Missing Clinical Work Up Leading to Misdiagnosis of a Case of Germ Cell Tumour
- *Corresponding Author:
- Gayatri Gogoi
Department of Pathology, Assam
Medical College, Dibrugarh, Assam, India
E-mail: [email protected]
Received date: August 01, 2016; Accepted date: September 19, 2016; Published date: September 23, 2016
Citation: Gogoi G, Dutta U, Dowerah S, Saikia P, Borgohain M (2016) Missing Clinical Work Up Leading to Misdiagnosis of a Case of Germ Cell Tumour. J Mol Biomark Diagn 7:301. doi: 10.4172/2155-9929.1000301
Copyright: © 2016 Gogoi G, et al. This is an open-access article distributed under the terms of the Creative Commons Attribution License, which permits unrestricted use, distribution, and reproduction in any medium, provided the original author and source are credited.

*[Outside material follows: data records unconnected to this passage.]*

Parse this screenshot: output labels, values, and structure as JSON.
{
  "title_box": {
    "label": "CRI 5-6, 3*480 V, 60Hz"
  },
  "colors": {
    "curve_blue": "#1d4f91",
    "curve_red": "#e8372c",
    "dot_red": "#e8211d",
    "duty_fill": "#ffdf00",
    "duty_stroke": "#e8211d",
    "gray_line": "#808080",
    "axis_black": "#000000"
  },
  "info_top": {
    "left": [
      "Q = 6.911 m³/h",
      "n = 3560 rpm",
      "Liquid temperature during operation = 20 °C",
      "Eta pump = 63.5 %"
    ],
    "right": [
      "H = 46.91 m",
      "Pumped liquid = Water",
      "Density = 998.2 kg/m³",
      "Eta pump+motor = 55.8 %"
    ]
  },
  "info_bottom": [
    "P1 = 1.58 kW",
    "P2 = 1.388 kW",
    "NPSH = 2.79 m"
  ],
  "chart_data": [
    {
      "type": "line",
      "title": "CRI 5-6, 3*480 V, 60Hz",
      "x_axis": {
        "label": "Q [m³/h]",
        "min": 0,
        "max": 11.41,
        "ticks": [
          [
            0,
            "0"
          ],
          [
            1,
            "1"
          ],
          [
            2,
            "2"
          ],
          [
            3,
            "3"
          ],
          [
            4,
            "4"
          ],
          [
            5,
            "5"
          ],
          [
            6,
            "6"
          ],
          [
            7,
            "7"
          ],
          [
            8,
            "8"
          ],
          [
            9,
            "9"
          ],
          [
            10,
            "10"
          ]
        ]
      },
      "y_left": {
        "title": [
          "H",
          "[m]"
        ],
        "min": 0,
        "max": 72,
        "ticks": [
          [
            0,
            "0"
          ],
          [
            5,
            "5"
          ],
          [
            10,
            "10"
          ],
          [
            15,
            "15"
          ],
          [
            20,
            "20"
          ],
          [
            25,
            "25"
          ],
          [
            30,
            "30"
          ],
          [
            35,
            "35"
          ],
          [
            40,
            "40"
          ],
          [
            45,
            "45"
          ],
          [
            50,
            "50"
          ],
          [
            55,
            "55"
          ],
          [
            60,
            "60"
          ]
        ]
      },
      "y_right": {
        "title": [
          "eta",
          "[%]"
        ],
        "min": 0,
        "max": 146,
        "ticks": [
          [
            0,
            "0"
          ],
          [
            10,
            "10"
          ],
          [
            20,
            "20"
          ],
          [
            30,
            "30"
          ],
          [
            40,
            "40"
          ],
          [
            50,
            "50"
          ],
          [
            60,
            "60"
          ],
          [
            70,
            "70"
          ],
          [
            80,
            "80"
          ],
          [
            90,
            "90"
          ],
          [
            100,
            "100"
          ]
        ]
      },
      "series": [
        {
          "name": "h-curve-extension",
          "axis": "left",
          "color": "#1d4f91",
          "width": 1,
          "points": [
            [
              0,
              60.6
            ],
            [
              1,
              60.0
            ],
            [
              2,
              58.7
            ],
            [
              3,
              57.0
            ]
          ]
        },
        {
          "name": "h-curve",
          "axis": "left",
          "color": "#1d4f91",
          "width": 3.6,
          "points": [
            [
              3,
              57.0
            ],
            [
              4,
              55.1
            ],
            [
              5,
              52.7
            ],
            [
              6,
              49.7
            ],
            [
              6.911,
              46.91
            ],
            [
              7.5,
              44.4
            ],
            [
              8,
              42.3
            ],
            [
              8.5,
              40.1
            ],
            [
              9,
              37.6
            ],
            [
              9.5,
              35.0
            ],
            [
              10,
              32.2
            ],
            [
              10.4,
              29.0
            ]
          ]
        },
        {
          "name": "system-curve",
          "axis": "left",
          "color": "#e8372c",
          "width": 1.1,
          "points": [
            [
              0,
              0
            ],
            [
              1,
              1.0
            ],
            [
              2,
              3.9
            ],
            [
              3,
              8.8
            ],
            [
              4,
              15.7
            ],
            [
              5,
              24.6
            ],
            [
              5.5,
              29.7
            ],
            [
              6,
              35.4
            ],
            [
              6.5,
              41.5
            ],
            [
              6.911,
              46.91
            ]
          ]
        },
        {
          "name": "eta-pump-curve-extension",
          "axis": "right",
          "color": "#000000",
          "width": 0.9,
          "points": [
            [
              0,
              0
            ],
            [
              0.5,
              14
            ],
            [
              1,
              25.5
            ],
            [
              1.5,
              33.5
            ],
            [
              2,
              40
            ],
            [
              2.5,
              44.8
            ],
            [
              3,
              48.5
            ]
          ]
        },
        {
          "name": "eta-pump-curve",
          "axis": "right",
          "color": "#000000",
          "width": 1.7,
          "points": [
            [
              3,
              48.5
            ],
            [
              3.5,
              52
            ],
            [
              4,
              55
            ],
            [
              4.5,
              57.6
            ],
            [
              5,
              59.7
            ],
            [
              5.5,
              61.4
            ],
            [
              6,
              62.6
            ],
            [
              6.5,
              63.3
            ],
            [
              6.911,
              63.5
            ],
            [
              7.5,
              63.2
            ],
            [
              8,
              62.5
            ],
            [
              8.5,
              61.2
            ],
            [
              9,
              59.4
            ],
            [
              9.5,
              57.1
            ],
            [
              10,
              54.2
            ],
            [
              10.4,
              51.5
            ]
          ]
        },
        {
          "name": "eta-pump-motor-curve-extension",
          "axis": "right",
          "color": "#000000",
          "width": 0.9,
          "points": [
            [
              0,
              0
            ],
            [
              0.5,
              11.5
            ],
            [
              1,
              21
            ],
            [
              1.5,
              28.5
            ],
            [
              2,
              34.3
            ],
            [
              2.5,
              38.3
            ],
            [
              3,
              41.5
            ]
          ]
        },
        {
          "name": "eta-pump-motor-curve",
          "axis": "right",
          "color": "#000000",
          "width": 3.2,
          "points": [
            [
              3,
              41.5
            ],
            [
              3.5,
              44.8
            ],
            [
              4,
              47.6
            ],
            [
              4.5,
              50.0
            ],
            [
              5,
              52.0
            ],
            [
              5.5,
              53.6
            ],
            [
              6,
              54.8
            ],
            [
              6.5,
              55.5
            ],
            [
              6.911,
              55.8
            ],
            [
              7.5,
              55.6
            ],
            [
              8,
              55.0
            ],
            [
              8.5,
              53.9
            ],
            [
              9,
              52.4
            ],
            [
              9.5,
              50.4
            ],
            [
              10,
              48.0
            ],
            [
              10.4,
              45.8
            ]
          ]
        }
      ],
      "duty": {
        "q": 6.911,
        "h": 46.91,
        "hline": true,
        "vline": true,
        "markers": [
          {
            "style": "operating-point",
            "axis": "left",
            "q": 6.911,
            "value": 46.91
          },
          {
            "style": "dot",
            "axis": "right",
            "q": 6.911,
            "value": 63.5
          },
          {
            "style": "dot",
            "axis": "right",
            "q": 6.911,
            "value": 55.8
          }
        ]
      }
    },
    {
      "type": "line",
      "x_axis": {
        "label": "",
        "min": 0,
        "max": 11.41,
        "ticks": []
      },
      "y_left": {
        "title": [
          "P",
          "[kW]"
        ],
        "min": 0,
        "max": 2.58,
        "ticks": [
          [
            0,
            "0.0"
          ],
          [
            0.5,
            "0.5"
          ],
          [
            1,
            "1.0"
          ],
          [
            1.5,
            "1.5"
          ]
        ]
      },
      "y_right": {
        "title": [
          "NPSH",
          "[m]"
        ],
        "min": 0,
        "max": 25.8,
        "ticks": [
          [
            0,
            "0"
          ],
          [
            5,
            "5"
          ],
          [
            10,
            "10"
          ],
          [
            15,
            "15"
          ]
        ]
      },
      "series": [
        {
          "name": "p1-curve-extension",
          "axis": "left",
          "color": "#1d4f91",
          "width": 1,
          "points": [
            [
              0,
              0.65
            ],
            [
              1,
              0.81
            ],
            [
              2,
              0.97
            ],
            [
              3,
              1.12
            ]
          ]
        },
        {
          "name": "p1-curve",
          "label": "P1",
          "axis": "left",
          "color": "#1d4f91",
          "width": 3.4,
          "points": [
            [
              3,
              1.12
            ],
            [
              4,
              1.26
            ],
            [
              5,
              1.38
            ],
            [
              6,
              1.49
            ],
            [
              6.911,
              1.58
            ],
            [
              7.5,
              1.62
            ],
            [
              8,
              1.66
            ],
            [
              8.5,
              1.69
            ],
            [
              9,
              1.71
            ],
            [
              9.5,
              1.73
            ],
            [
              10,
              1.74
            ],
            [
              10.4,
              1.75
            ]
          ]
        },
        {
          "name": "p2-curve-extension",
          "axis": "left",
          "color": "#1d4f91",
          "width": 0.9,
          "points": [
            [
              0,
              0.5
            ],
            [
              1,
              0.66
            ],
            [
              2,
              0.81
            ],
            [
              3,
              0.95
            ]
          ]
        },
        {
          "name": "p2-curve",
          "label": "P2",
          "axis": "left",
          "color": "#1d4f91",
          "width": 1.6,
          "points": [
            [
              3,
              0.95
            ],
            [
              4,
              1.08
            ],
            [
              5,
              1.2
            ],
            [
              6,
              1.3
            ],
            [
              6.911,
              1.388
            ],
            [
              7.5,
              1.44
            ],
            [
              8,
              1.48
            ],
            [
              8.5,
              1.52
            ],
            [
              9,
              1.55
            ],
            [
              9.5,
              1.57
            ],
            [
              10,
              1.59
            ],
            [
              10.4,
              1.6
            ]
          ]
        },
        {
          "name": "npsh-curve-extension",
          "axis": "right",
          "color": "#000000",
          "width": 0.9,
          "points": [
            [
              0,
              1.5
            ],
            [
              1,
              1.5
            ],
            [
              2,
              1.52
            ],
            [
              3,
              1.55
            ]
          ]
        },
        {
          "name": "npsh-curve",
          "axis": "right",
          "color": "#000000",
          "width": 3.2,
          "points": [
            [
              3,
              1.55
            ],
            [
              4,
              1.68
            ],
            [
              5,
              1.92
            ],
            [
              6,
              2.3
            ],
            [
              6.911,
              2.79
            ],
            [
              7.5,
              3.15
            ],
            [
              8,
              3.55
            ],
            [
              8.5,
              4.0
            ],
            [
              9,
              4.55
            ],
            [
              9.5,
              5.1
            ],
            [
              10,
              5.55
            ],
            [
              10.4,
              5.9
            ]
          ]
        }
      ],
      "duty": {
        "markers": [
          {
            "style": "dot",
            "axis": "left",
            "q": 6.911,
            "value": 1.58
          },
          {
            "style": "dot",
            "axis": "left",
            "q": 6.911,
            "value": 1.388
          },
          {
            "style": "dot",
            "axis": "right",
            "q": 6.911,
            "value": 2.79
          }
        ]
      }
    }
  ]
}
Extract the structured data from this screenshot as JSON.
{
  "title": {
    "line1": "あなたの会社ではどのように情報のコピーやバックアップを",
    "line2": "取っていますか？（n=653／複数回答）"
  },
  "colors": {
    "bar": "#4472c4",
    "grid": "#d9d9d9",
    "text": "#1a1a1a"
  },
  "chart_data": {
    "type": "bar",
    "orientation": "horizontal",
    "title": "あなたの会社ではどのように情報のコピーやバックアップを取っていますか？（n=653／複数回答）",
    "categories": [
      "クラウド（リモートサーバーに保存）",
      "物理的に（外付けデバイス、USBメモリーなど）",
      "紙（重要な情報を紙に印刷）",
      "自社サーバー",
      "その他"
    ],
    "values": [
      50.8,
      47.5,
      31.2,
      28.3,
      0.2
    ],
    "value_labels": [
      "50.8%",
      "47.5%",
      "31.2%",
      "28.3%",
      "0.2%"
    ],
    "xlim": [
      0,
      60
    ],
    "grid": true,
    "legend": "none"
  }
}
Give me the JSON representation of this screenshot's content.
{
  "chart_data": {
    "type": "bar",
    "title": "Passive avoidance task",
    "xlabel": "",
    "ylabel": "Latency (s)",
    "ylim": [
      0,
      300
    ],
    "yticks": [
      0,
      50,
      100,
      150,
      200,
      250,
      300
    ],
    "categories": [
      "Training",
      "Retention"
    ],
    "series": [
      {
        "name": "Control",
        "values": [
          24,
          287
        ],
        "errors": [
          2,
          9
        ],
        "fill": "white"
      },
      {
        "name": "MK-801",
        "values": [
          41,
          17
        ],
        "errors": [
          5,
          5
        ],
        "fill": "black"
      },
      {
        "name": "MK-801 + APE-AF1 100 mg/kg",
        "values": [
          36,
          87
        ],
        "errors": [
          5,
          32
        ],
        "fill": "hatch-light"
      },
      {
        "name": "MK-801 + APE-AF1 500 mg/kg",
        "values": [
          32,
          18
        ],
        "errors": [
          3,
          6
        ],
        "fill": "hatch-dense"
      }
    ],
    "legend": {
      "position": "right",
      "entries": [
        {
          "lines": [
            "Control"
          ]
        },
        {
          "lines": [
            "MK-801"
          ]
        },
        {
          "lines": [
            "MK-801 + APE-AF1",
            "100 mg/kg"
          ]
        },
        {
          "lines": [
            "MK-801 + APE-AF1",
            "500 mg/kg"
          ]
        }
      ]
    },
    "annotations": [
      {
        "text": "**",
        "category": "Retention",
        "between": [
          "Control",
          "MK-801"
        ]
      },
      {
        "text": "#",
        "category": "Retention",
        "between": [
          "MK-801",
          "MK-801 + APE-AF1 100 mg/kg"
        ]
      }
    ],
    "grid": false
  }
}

Background: The large majority of primary testicular tumours originate from germ cells. Cryptorchidism remains the most common risk factor for testicular germ cell tumors. Approximately 10% of the cases are associated with past (corrected) or present cryptorchidism. Seminoma is the most frequent GCT and frequently occurs in undescended testes (5% to 8%). Case report: A 30-year male attended surgery OPD with a mass in the right lumbar region. CT scan revealed a small intestinal mass which was also verified by the surgeons intraoperatively. On histopathological examination of the resected specimen a diagnosis of neuroendocrine tumour (Carcinoid) was offered. The patient came to us requesting immunohistochemistry for confirmation but it showed CK and chromogranin negativity. Further marker study showed the tumour to be positive for CD117. Revised histomorphology along with immunohistochemistry favoured the diagnosis of extragonadal germ cell tumour (seminoma). Surgeons later confirmed the soft tissue mass to be that of undescended testis, thereby leading to a final diagnosis of seminoma. Conclusion: Cryptorchid patients have approximately a fourfold elevated risk of testicular germ cell tumors. The histopathological diagnosis at times is sufficient when proper background information is available to the pathologist. In the absence of such information, the use of adjunct studies helps us to arrive at a correct diagnosis.